Push vs. Pull Architectures in Real-Time Systems: When to Poll and When to Push
Introduction
Imagine you’re building a stock trading dashboard. Every millisecond, thousands of price updates flood in. Do you have clients constantly asking “Any updates yet? How about now?” (polling), or do you push updates the instant they arrive? This seemingly simple choice cascades into profoundly different system architectures, each with failure modes that can cost millions.
The Fundamental Divide
At its core, the push-pull decision determines who controls the data flow. In pull architectures, consumers request data when they need it—like checking your mailbox. In push architectures, producers send data immediately when it’s available—like getting notifications on your phone.
Pull systems work through periodic polling: clients send requests at fixed intervals (every 100ms, 1 second, etc.) asking “got anything new?” The server responds with either new data or an empty response. This creates a request-response cycle where the client drives the interaction rhythm. The beauty lies in its simplicity—HTTP, the backbone of the web, is fundamentally a pull protocol.
Push systems invert this control. The server maintains persistent connections (WebSockets, Server-Sent Events, or long polling) and transmits data the moment it’s generated. Clients don’t ask; they receive. This eliminates polling overhead but introduces connection management complexity—servers must track thousands or millions of active connections, each consuming memory and file descriptors.
The latency characteristics differ dramatically. Pull systems exhibit predictable but potentially stale data—if you poll every second, your worst-case latency is 1 second. Push systems deliver immediate updates but unpredictable load—a sudden burst of events can overwhelm consumers who can’t process fast enough.

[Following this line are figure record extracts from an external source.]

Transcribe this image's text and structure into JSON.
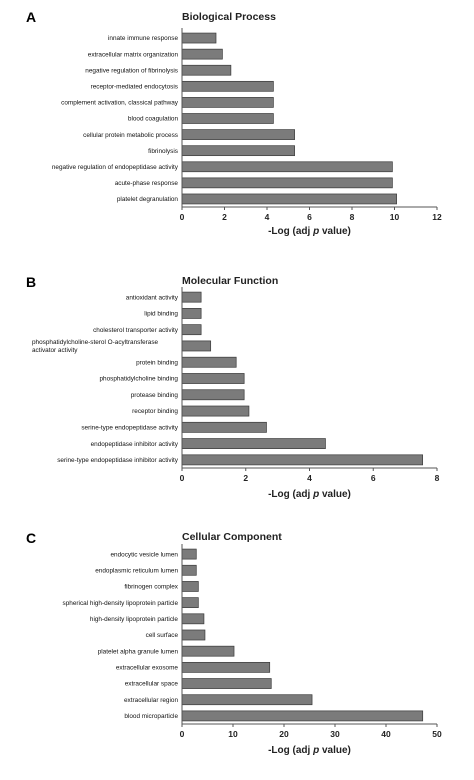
{
  "chart_data": [
    {
      "panel": "A",
      "type": "bar",
      "orientation": "horizontal",
      "title": "Biological Process",
      "xlabel_prefix": "-Log (adj ",
      "xlabel_italic": "p",
      "xlabel_suffix": " value)",
      "xlim": [
        0,
        12
      ],
      "xticks": [
        0,
        2,
        4,
        6,
        8,
        10,
        12
      ],
      "categories": [
        [
          "innate immune response"
        ],
        [
          "extracellular matrix organization"
        ],
        [
          "negative regulation of fibrinolysis"
        ],
        [
          "receptor-mediated endocytosis"
        ],
        [
          "complement activation, classical pathway"
        ],
        [
          "blood coagulation"
        ],
        [
          "cellular protein metabolic process"
        ],
        [
          "fibrinolysis"
        ],
        [
          "negative regulation of endopeptidase activity"
        ],
        [
          "acute-phase response"
        ],
        [
          "platelet degranulation"
        ]
      ],
      "values": [
        1.6,
        1.9,
        2.3,
        4.3,
        4.3,
        4.3,
        5.3,
        5.3,
        9.9,
        9.9,
        10.1
      ],
      "bar_color": "#7b7b7b"
    },
    {
      "panel": "B",
      "type": "bar",
      "orientation": "horizontal",
      "title": "Molecular Function",
      "xlabel_prefix": "-Log (adj ",
      "xlabel_italic": "p",
      "xlabel_suffix": " value)",
      "xlim": [
        0,
        8
      ],
      "xticks": [
        0,
        2,
        4,
        6,
        8
      ],
      "categories": [
        [
          "antioxidant activity"
        ],
        [
          "lipid binding"
        ],
        [
          "cholesterol transporter activity"
        ],
        [
          "phosphatidylcholine-sterol O-acyltransferase",
          "activator activity"
        ],
        [
          "protein binding"
        ],
        [
          "phosphatidylcholine binding"
        ],
        [
          "protease binding"
        ],
        [
          "receptor binding"
        ],
        [
          "serine-type endopeptidase activity"
        ],
        [
          "endopeptidase inhibitor activity"
        ],
        [
          "serine-type endopeptidase inhibitor activity"
        ]
      ],
      "values": [
        0.6,
        0.6,
        0.6,
        0.9,
        1.7,
        1.95,
        1.95,
        2.1,
        2.65,
        4.5,
        7.55
      ],
      "bar_color": "#7b7b7b"
    },
    {
      "panel": "C",
      "type": "bar",
      "orientation": "horizontal",
      "title": "Cellular Component",
      "xlabel_prefix": "-Log (adj ",
      "xlabel_italic": "p",
      "xlabel_suffix": " value)",
      "xlim": [
        0,
        50
      ],
      "xticks": [
        0,
        10,
        20,
        30,
        40,
        50
      ],
      "categories": [
        [
          "endocytic vesicle lumen"
        ],
        [
          "endoplasmic reticulum lumen"
        ],
        [
          "fibrinogen complex"
        ],
        [
          "spherical high-density lipoprotein particle"
        ],
        [
          "high-density lipoprotein particle"
        ],
        [
          "cell surface"
        ],
        [
          "platelet alpha granule lumen"
        ],
        [
          "extracellular exosome"
        ],
        [
          "extracellular space"
        ],
        [
          "extracellular region"
        ],
        [
          "blood microparticle"
        ]
      ],
      "values": [
        2.8,
        2.8,
        3.2,
        3.2,
        4.3,
        4.5,
        10.2,
        17.2,
        17.5,
        25.5,
        47.2
      ],
      "bar_color": "#7b7b7b"
    }
  ]
}
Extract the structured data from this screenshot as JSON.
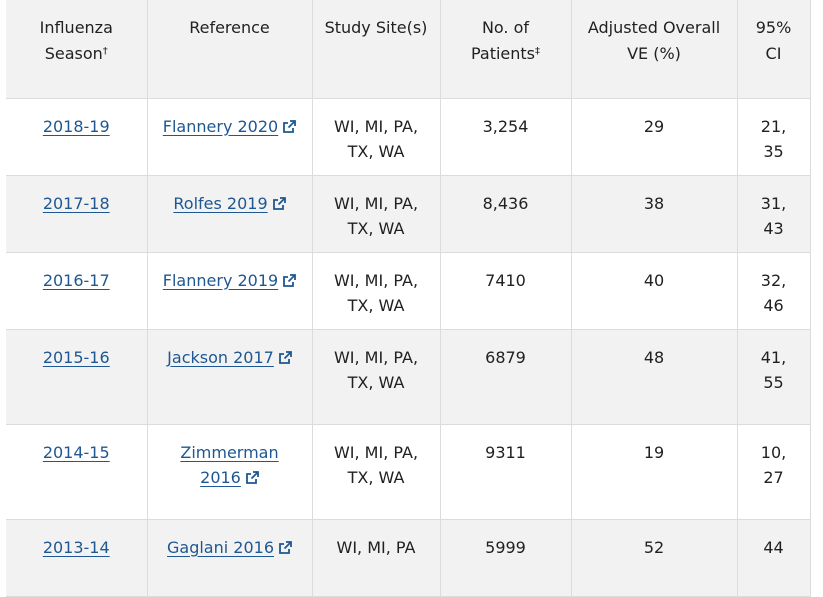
{
  "table": {
    "headers": {
      "season": "Influenza Season",
      "season_mark": "†",
      "reference": "Reference",
      "sites": "Study Site(s)",
      "patients": "No. of Patients",
      "patients_mark": "‡",
      "ve": "Adjusted Overall VE (%)",
      "ci": "95% CI"
    },
    "rows": [
      {
        "season": "2018-19",
        "reference": "Flannery 2020",
        "sites": "WI, MI, PA, TX, WA",
        "patients": "3,254",
        "ve": "29",
        "ci": "21, 35"
      },
      {
        "season": "2017-18",
        "reference": "Rolfes 2019",
        "sites": "WI, MI, PA, TX, WA",
        "patients": "8,436",
        "ve": "38",
        "ci": "31, 43"
      },
      {
        "season": "2016-17",
        "reference": "Flannery 2019",
        "sites": "WI, MI, PA, TX, WA",
        "patients": "7410",
        "ve": "40",
        "ci": "32, 46"
      },
      {
        "season": "2015-16",
        "reference": "Jackson 2017",
        "sites": "WI, MI, PA, TX, WA",
        "patients": "6879",
        "ve": "48",
        "ci": "41, 55"
      },
      {
        "season": "2014-15",
        "reference": "Zimmerman 2016",
        "sites": "WI, MI, PA, TX, WA",
        "patients": "9311",
        "ve": "19",
        "ci": "10, 27"
      },
      {
        "season": "2013-14",
        "reference": "Gaglani 2016",
        "sites": "WI, MI, PA",
        "patients": "5999",
        "ve": "52",
        "ci": "44"
      }
    ]
  },
  "icons": {
    "external_link": "external-link-icon"
  },
  "colors": {
    "link": "#1e5791",
    "header_bg": "#f2f2f2",
    "alt_row_bg": "#f2f2f2",
    "border": "#dcdcdc"
  }
}
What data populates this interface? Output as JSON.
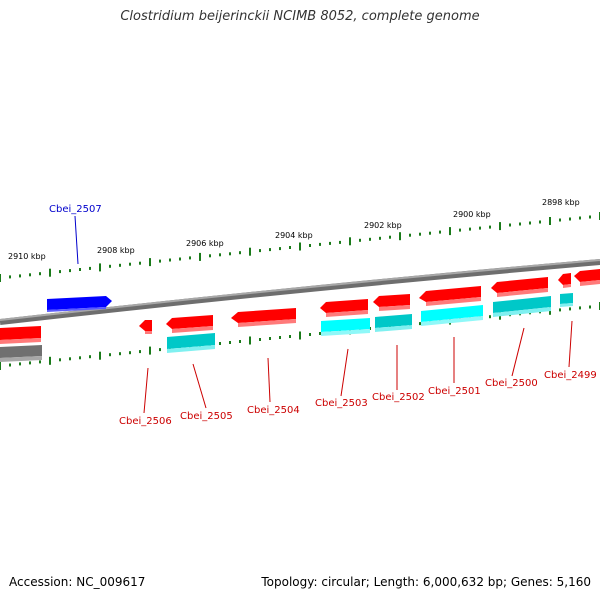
{
  "title": "Clostridium beijerinckii NCIMB 8052, complete genome",
  "footer": {
    "accession": "Accession: NC_009617",
    "summary": "Topology: circular; Length: 6,000,632 bp; Genes: 5,160"
  },
  "colors": {
    "forward_gene": "#0000ff",
    "reverse_gene": "#ff0000",
    "reverse_cds": "#00d8d8",
    "other_feature": "#808080",
    "backbone": "#808080",
    "tick": "#1a7a1a"
  },
  "scale_labels": [
    "2910 kbp",
    "2908 kbp",
    "2906 kbp",
    "2904 kbp",
    "2902 kbp",
    "2900 kbp",
    "2898 kbp"
  ],
  "gene_labels": [
    {
      "name": "Cbei_2507",
      "strand": "forward"
    },
    {
      "name": "Cbei_2506",
      "strand": "reverse"
    },
    {
      "name": "Cbei_2505",
      "strand": "reverse"
    },
    {
      "name": "Cbei_2504",
      "strand": "reverse"
    },
    {
      "name": "Cbei_2503",
      "strand": "reverse"
    },
    {
      "name": "Cbei_2502",
      "strand": "reverse"
    },
    {
      "name": "Cbei_2501",
      "strand": "reverse"
    },
    {
      "name": "Cbei_2500",
      "strand": "reverse"
    },
    {
      "name": "Cbei_2499",
      "strand": "reverse"
    }
  ]
}
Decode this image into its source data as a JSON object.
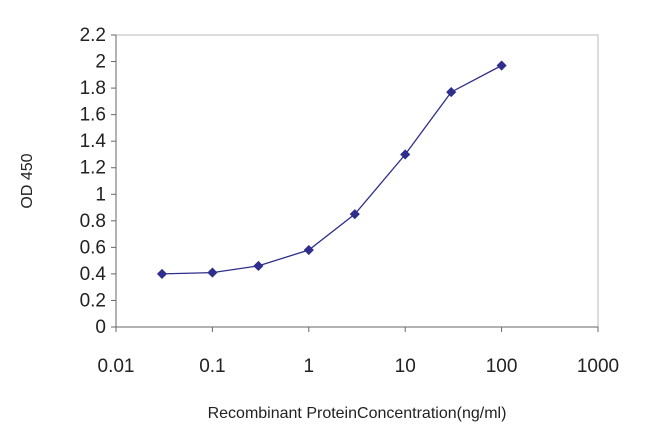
{
  "chart_data": {
    "type": "line",
    "xlabel": "Recombinant ProteinConcentration(ng/ml)",
    "ylabel": "OD 450",
    "x_scale": "log",
    "xlim": [
      0.01,
      1000
    ],
    "ylim": [
      0,
      2.2
    ],
    "x_ticks": [
      0.01,
      0.1,
      1,
      10,
      100,
      1000
    ],
    "x_tick_labels": [
      "0.01",
      "0.1",
      "1",
      "10",
      "100",
      "1000"
    ],
    "y_ticks": [
      0,
      0.2,
      0.4,
      0.6,
      0.8,
      1,
      1.2,
      1.4,
      1.6,
      1.8,
      2,
      2.2
    ],
    "y_tick_labels": [
      "0",
      "0.2",
      "0.4",
      "0.6",
      "0.8",
      "1",
      "1.2",
      "1.4",
      "1.6",
      "1.8",
      "2",
      "2.2"
    ],
    "grid": false,
    "series": [
      {
        "color": "#2e2e8c",
        "marker": "diamond",
        "x": [
          0.03,
          0.1,
          0.3,
          1,
          3,
          10,
          30,
          100
        ],
        "y": [
          0.4,
          0.41,
          0.46,
          0.58,
          0.85,
          1.3,
          1.77,
          1.97
        ]
      }
    ]
  }
}
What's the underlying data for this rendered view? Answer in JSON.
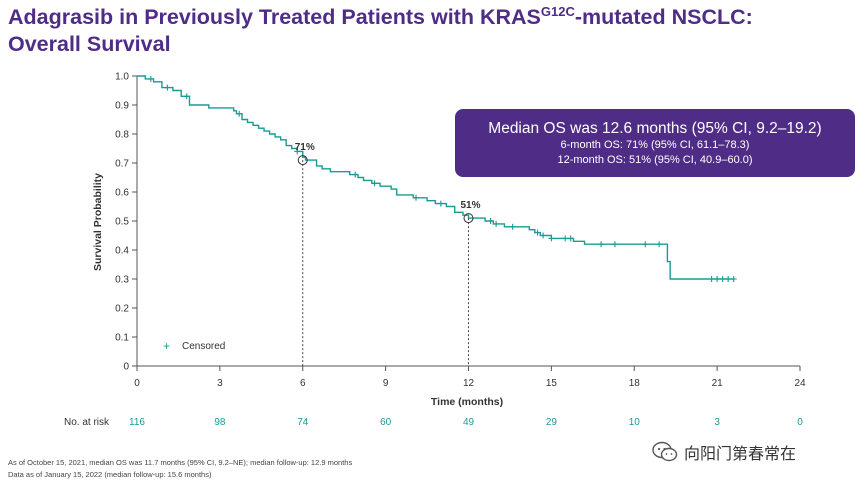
{
  "title": {
    "line1_before": "Adagrasib in Previously Treated Patients with KRAS",
    "superscript": "G12C",
    "line1_after": "-mutated NSCLC:",
    "line2": "Overall Survival"
  },
  "median_box": {
    "main": "Median OS was 12.6 months (95% CI, 9.2–19.2)",
    "line2": "6-month OS: 71% (95% CI, 61.1–78.3)",
    "line3": "12-month OS: 51% (95% CI, 40.9–60.0)"
  },
  "legend": {
    "marker": "+",
    "label": "Censored"
  },
  "risk_table": {
    "label": "No. at risk",
    "values": [
      "116",
      "98",
      "74",
      "60",
      "49",
      "29",
      "10",
      "3",
      "0"
    ]
  },
  "footnotes": [
    "As of October 15, 2021, median OS was 11.7 months (95% CI, 9.2–NE); median follow-up: 12.9 months",
    "Data as of January 15, 2022 (median follow-up: 15.6 months)"
  ],
  "watermark": {
    "text": "向阳门第春常在",
    "icon": "wechat-icon"
  },
  "colors": {
    "curve": "#1a9b94",
    "purple": "#4f2d87",
    "axis": "#555555"
  },
  "chart_data": {
    "type": "line",
    "title": "Overall Survival",
    "xlabel": "Time (months)",
    "ylabel": "Survival Probability",
    "xlim": [
      0,
      24
    ],
    "ylim": [
      0,
      1.0
    ],
    "xticks": [
      0,
      3,
      6,
      9,
      12,
      15,
      18,
      21,
      24
    ],
    "yticks": [
      0,
      0.1,
      0.2,
      0.3,
      0.4,
      0.5,
      0.6,
      0.7,
      0.8,
      0.9,
      1.0
    ],
    "ytick_labels": [
      "0",
      "0.1",
      "0.2",
      "0.3",
      "0.4",
      "0.5",
      "0.6",
      "0.7",
      "0.8",
      "0.9",
      "1.0"
    ],
    "series": [
      {
        "name": "Overall survival",
        "steps": [
          [
            0,
            1.0
          ],
          [
            0.3,
            0.99
          ],
          [
            0.6,
            0.98
          ],
          [
            0.9,
            0.96
          ],
          [
            1.3,
            0.95
          ],
          [
            1.6,
            0.93
          ],
          [
            1.9,
            0.9
          ],
          [
            2.5,
            0.9
          ],
          [
            2.6,
            0.89
          ],
          [
            3.5,
            0.88
          ],
          [
            3.6,
            0.87
          ],
          [
            3.8,
            0.85
          ],
          [
            4.0,
            0.84
          ],
          [
            4.2,
            0.83
          ],
          [
            4.4,
            0.82
          ],
          [
            4.6,
            0.81
          ],
          [
            4.8,
            0.8
          ],
          [
            5.0,
            0.79
          ],
          [
            5.2,
            0.78
          ],
          [
            5.4,
            0.76
          ],
          [
            5.6,
            0.75
          ],
          [
            5.8,
            0.74
          ],
          [
            6.0,
            0.72
          ],
          [
            6.1,
            0.71
          ],
          [
            6.5,
            0.69
          ],
          [
            6.7,
            0.68
          ],
          [
            7.0,
            0.67
          ],
          [
            7.5,
            0.67
          ],
          [
            7.7,
            0.66
          ],
          [
            8.0,
            0.65
          ],
          [
            8.2,
            0.64
          ],
          [
            8.5,
            0.63
          ],
          [
            8.8,
            0.62
          ],
          [
            9.2,
            0.61
          ],
          [
            9.4,
            0.59
          ],
          [
            9.7,
            0.59
          ],
          [
            10.0,
            0.58
          ],
          [
            10.5,
            0.57
          ],
          [
            10.8,
            0.56
          ],
          [
            11.2,
            0.55
          ],
          [
            11.5,
            0.53
          ],
          [
            11.8,
            0.52
          ],
          [
            12.0,
            0.51
          ],
          [
            12.3,
            0.51
          ],
          [
            12.6,
            0.5
          ],
          [
            12.9,
            0.49
          ],
          [
            13.3,
            0.48
          ],
          [
            14.0,
            0.48
          ],
          [
            14.2,
            0.47
          ],
          [
            14.4,
            0.46
          ],
          [
            14.6,
            0.45
          ],
          [
            15.0,
            0.44
          ],
          [
            15.2,
            0.44
          ],
          [
            15.8,
            0.43
          ],
          [
            16.0,
            0.43
          ],
          [
            16.2,
            0.42
          ],
          [
            19.2,
            0.42
          ],
          [
            19.2,
            0.36
          ],
          [
            19.3,
            0.3
          ],
          [
            21.6,
            0.3
          ]
        ],
        "censored_times": [
          0.5,
          1.1,
          1.8,
          3.7,
          5.8,
          7.9,
          8.6,
          10.1,
          11.0,
          12.8,
          13.0,
          13.6,
          14.5,
          14.7,
          15.0,
          15.5,
          15.7,
          16.8,
          17.3,
          18.4,
          18.9,
          20.8,
          21.0,
          21.2,
          21.4,
          21.6
        ]
      }
    ],
    "annotations": [
      {
        "x": 6,
        "y": 0.71,
        "label": "71%"
      },
      {
        "x": 12,
        "y": 0.51,
        "label": "51%"
      }
    ]
  }
}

Why This Matters: The Hidden Costs
Common Knowledge:
Push seems obvious for real-time systems—why wait when you can send instantly? But this overlooks critical failure patterns.
Rare Knowledge:
Push architectures create back-pressure problems that pull systems avoid naturally. When a push system generates events faster than consumers can process them, where do those events queue? At the producer (server memory fills up), in the network (TCP buffers overflow), or at the consumer (client crashes)? Netflix discovered this painfully with their real-time recommendation system—pushing updates to millions of concurrent streams caused cascading failures when recommendation algorithms spiked.
Advanced Insight:
Pull architectures enable client-controlled throttling. A struggling client simply polls less frequently. Push requires sophisticated flow control (reactive streams, TCP windowing, application-level acks) to prevent overwhelming slow consumers. Google’s Pub/Sub and Apache Kafka both implement pull-based consumption precisely for this reason—consumers fetch at their own pace, and the system never pushes more than they can handle.
Strategic Impact:
Connection storms during recovery can destroy push systems. After a network partition heals, thousands of disconnected clients simultaneously reconnect and re-subscribe. Each connection requires SSL handshake, authentication, and state synchronization. Slack’s 2020 outage illustrated this—when their WebSocket infrastructure recovered, the reconnection surge exceeded capacity. Pull systems degrade gracefully—clients simply continue polling with exponential backoff.
Implementation Nuance:
Hybrid architectures often win. Amazon’s CloudWatch uses push for critical alarms but pull for metric queries. Stripe’s webhook system pushes payment events but provides a pull API for reconciliation. The pattern: push for events that demand immediate action, pull for everything else.